VAN FTP OVER CP NAAR ECP
· FTP
Een belangrijke grens, de grens tussen vol te houden en niet vol te houden inspanningen, kon en kan in het labo vrij nauwkeurig bepaald worden door de meting van lactaat, zuurstofverbruik en/of het opvolgen van de ventilatie. Nogal invasieve methodes en moeilijk haalbaar in de trainingspraktijk zodat het gebruik van vermogensmeters op de fiets als een geschenk uit de hemel kwam. Het begrip “Functional Threshold Power” was geboren. In de beginfase werd FTP gedefinieerd als “een belasting – uitgedrukt in Watt – die over 60 minuten kan worden volgehouden“. Later werd deze definitie aangepast als “het hoogste vermogen dat een renner in een quasi-stabiele toestand kan aanhouden zonder vermoeid te raken”. Aangezien een renner bovendien heel gemakkelijk zelf zijn/haar FTP kan bepalen door 20’ voluit te gaan en die waarde met 0,95 te vermenigvuldigen, hoeft het geen betoog dat het begrip FTP in geen tijd een allesbepalend begrip werd voor het trainen met een vermogensmeter. Alle trainingszones werden dan ook berekend op basis van % FTP.
Het FTP protocol is dus eenvoudig in gebruik maar de moderne trainingsmethodiek stapt meer en meer af van deze benadering omdat FTP geen enkel fysiologisch proces weerspiegelt en bovendien op een betwistbare manier wordt bepaald. Alleen als een renner een fout van bijna 10% aanvaardbaar vindt, kan het gebruik van de waarde FTP als grens tussen al dan niet vermoeid raken, gebruikt worden. Maar zelfs al zou FTP overeenstemmen met de werkelijke metabole grens, dan nog blijft het afleiden van andere trainingsbereiken problematisch. Met andere woorden, trainingszones uitdrukken als een % FTP is zeer onnauwkeurig. Er is slechts één kengetal, FTP, en dit laat geen conclusies toe over hoe de geleverde prestatie is tot stand gekomen.
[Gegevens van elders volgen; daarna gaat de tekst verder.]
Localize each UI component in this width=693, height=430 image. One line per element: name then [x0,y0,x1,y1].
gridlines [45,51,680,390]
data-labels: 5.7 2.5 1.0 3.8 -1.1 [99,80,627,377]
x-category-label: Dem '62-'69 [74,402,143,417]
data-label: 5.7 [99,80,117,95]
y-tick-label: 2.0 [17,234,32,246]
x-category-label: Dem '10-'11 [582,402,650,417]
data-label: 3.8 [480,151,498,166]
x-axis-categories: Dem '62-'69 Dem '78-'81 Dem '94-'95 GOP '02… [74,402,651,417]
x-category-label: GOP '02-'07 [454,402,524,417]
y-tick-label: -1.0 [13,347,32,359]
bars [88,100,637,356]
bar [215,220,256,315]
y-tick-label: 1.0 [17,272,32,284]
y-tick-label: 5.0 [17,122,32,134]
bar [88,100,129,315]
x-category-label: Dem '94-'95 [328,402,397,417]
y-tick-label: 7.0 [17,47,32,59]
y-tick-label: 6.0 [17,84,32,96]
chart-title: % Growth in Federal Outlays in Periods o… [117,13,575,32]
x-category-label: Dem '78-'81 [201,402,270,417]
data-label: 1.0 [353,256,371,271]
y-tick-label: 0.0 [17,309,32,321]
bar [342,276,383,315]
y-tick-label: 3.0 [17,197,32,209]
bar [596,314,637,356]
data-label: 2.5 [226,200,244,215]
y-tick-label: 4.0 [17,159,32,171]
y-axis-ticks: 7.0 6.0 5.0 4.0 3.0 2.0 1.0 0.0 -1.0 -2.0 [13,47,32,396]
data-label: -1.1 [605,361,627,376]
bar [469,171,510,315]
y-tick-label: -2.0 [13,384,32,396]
Het blijft derhalve onbekend welke energiebronnen de sporter in een bepaalde zone aanboorde en in welke mate.
· CP
Iedere atleet weet dat hoe intensiever een inspanning is, hoe minder lang die kan worden volgehouden en dat er dus een soort omgekeerd evenredige relatie is tussen de intensiteit van de inspanning en de volhoudtijd. Die vaststelling lag al heel lang geleden aan de basis van het ontstaan van het wetenschappelijke Critical Power Concept. Dit model definieert de hyperbole intensiteit-tijd relatie aan de hand van slechts twee parameters: CP zijnde de horizontale asymptoot van de curve en W’ de anaerobe energiereserve. De asymptoot identificeert de maximale metabole steady-state intensiteit. Beneden deze waarde blijft het spiermetabolisme in "steady-state", erboven is dat niet meer mogelijk zodat na verloop van een zekere tijd de inspanning zal moeten gestaakt worden. In dit verband betekent steady-state dus dat de inspanning onbeperkt lang kan volgehouden worden.
· ECP
Deze zienswijze is echter alleen correct binnen de gemeten grenzen 150 tot 900 sec. De grote fout in denkwijze is volgens C. Dauwe D.Sc. dat we deze relatie klakkeloos zouden mogen extrapoleren naar kortere en langere volhoudtijden of naar hogere en lagere vermogens. Het is dus absoluut noodzakelijk om ook werkelijke waarden voor uitputting tijdens langere inspanningen te gebruiken en bijgevolg een nieuw en uitgebreid CP-model op te stellen: het Extended Critical Power model (ECP).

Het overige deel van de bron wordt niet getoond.